IPC-19 Indonesia-Kompas mengukur dua komponen, yaitu manajemen infeksi dan manajemen pengobatan. Manajemen infeksi mengindikasikan output dari tiga indikator, yaitu rerata kasus positif Covid-19 selama 7 hari terakhir terhadap kasus maksimum yang dialami provinsi, angka rasio positif (positivity rate) tujuh hari terakhir, serta persentase cakupan vaksinasi lengkap terhadap total penduduk provinsi.
Adapun manajemen pengobatan meliputi total angka kesembuhan terhadap total kasus positif Covid-19, rerata kematian akibat Covid-19 selama 7 hari terakhir, serta rerata keterpakaian tempat tidur atau bed occupation rate (BOR) rumah sakit selama 7 hari terakhir.

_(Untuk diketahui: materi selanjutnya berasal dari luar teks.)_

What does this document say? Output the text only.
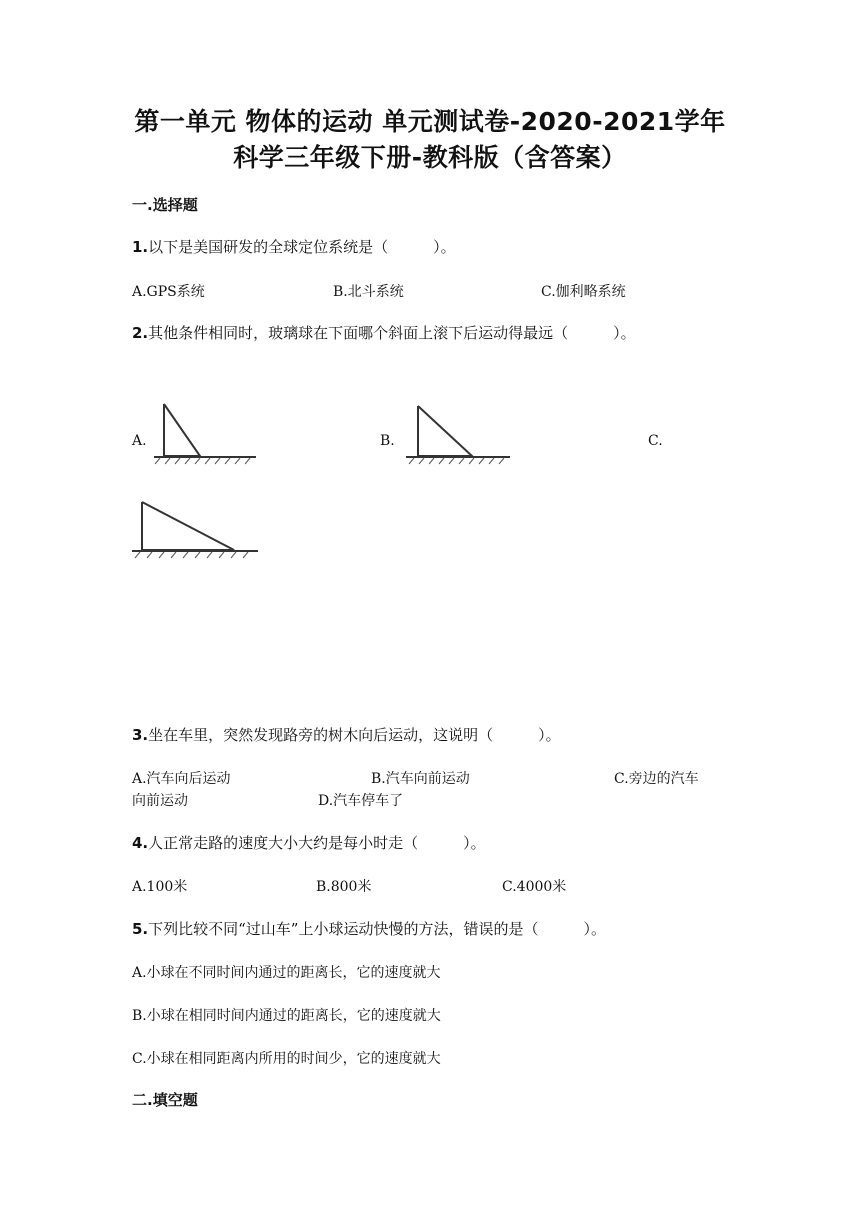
第一单元 物体的运动 单元测试卷-2020-2021学年
科学三年级下册-教科版（含答案）
一.选择题
1.以下是美国研发的全球定位系统是（　　　）。
A.GPS系统	B.北斗系统	C.伽利略系统
2.其他条件相同时，玻璃球在下面哪个斜面上滚下后运动得最远（　　　）。
A.	B.	C.
3.坐在车里，突然发现路旁的树木向后运动，这说明（　　　）。
A.汽车向后运动	B.汽车向前运动	C.旁边的汽车
向前运动	D.汽车停车了
4.人正常走路的速度大小大约是每小时走（　　　）。
A.100米	B.800米	C.4000米
5.下列比较不同“过山车”上小球运动快慢的方法，错误的是（　　　）。
A.小球在不同时间内通过的距离长，它的速度就大
B.小球在相同时间内通过的距离长，它的速度就大
C.小球在相同距离内所用的时间少，它的速度就大
二.填空题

Melalui indikator-indikator tersebut, dapat ditarik skor indeks yang berguna sebagai rambu-rambu bagi pemerintah provinsi untuk dapat membenahi aspek yang masih menjadi kelemahan dalam penanganan Covid-19 di wilayahnya.
Sempat stagnan
Hingga minggu kesembilan (13 September 2021), capaian skor indeks Jawa Tengah (70 poin) masih berada di bawah skor nasional (73) dan terpaut jauh lagi dengan rerata skor indeks provinsi di pulau Jawa (79) yang berada di atas angka nasional.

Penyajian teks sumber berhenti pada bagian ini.